While a home equity loan can exist alongside your current mortgage, cash-out refinancing generally involves replacing your mortgage with a new, larger loan. The amount you borrow that exceeds your mortgage balance can then be taken as cash.
A cash-out refinance typically has a limit of 80% of your home's value, though that can also vary at times. And the interest rate can either be fixed or variable.
For example, if you have a home valued at $1 million and $500,000 left on your mortgage, you might do a cash-out refinance for $800,000. That money would then be used to pay off your existing mortgage, leaving you with $300,000 in cash.
However, your total debt would then be $800,000, as opposed to the $500,000 you had before.

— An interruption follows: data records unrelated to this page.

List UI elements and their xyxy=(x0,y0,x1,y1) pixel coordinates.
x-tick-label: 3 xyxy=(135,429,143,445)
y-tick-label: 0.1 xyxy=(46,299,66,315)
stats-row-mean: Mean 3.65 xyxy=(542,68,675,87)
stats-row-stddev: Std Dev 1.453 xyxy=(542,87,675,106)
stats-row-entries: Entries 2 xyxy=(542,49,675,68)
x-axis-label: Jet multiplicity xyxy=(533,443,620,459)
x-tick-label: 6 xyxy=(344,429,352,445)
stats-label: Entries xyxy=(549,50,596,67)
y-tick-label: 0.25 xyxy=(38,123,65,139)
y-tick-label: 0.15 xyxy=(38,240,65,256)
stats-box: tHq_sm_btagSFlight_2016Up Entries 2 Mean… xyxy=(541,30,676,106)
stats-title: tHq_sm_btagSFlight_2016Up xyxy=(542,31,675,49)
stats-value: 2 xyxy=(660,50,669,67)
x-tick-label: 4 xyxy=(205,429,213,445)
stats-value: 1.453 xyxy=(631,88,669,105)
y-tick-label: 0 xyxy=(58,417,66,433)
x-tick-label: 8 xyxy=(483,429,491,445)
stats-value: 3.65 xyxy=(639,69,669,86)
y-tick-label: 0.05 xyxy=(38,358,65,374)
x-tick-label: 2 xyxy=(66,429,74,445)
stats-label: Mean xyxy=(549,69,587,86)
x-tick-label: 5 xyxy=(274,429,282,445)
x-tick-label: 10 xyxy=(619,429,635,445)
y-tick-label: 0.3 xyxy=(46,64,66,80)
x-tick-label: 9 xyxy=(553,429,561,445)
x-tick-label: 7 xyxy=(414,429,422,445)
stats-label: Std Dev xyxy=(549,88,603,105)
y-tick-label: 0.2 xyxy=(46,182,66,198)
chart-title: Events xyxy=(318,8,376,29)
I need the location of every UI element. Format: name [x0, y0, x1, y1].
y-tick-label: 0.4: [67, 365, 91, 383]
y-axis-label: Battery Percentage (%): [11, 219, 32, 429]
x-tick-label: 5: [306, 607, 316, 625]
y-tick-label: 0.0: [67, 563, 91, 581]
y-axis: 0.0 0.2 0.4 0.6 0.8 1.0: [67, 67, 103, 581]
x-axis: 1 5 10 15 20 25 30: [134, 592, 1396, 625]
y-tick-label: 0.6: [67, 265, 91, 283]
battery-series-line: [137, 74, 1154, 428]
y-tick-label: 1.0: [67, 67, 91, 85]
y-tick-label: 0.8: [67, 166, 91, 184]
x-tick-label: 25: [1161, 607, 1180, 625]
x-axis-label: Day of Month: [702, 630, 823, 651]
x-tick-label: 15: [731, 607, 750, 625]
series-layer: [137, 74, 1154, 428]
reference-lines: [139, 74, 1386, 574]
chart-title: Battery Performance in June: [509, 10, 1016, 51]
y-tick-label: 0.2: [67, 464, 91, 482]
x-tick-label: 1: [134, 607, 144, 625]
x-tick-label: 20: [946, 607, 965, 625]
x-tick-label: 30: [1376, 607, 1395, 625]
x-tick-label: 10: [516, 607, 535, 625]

You would be paying interest on the full amount, so that might affect how much cash you decide to take out.
Explore your refinancing options here to see if it makes sense for you.
When it may be better to use a home equity loan
If you're happy with your current mortgage terms but still want to access cash from your home equity, you might be better off using a home equity loan.
Given that interest rates have generally gone up over the past couple of years, your home equity loan interest rate might be significantly higher than your mortgage rate. But that home equity loan would only be a portion of your debt (and it's still likely to be lower than rates on alternatives like credit cards and personal loans). You would still maintain your existing mortgage, rather than fully replacing it with a potentially higher-interest-rate loan via a cash-out refinance.
When it may be better to use a cash-out refinance
If you want to refinance your existing mortgage, such as if you recently took out a mortgage at a higher interest rate than current offers, and you also want to access some of your home equity, then you might be better off with a cash-out refinance.
When doing a cash-out refinance, you might also decide to change your mortgage terms, such as switching to a 15-year rather than a 30-year mortgage to pay off your loan faster.
Cash-out refinances tend to have lower interest rates than home equity loans. However, you'd have to do the math to see what would be more expensive on an overall basis. Compare the total costs of your current mortgage plus a home equity loan, versus the total costs of a cash-out refinance.
The bottom line
Both home equity loans and cash-out refinances can help homeowners access cash, but they can carry additional costs. If you do want to borrow money in one of these ways, consider what the total costs would be, rather than just looking at the headline numbers.
A cash-out refinance might have a lower interest rate than a home equity loan, but it could be more expensive overall if it replaces a low-interest-rate mortgage. In other cases, though, a cash-out refinance might help you adjust to more favorable mortgage terms while giving you additional flexibility by taking cash out.
See what makes sense for your situation and consider speaking with an advisor who can help you weigh different borrowing options.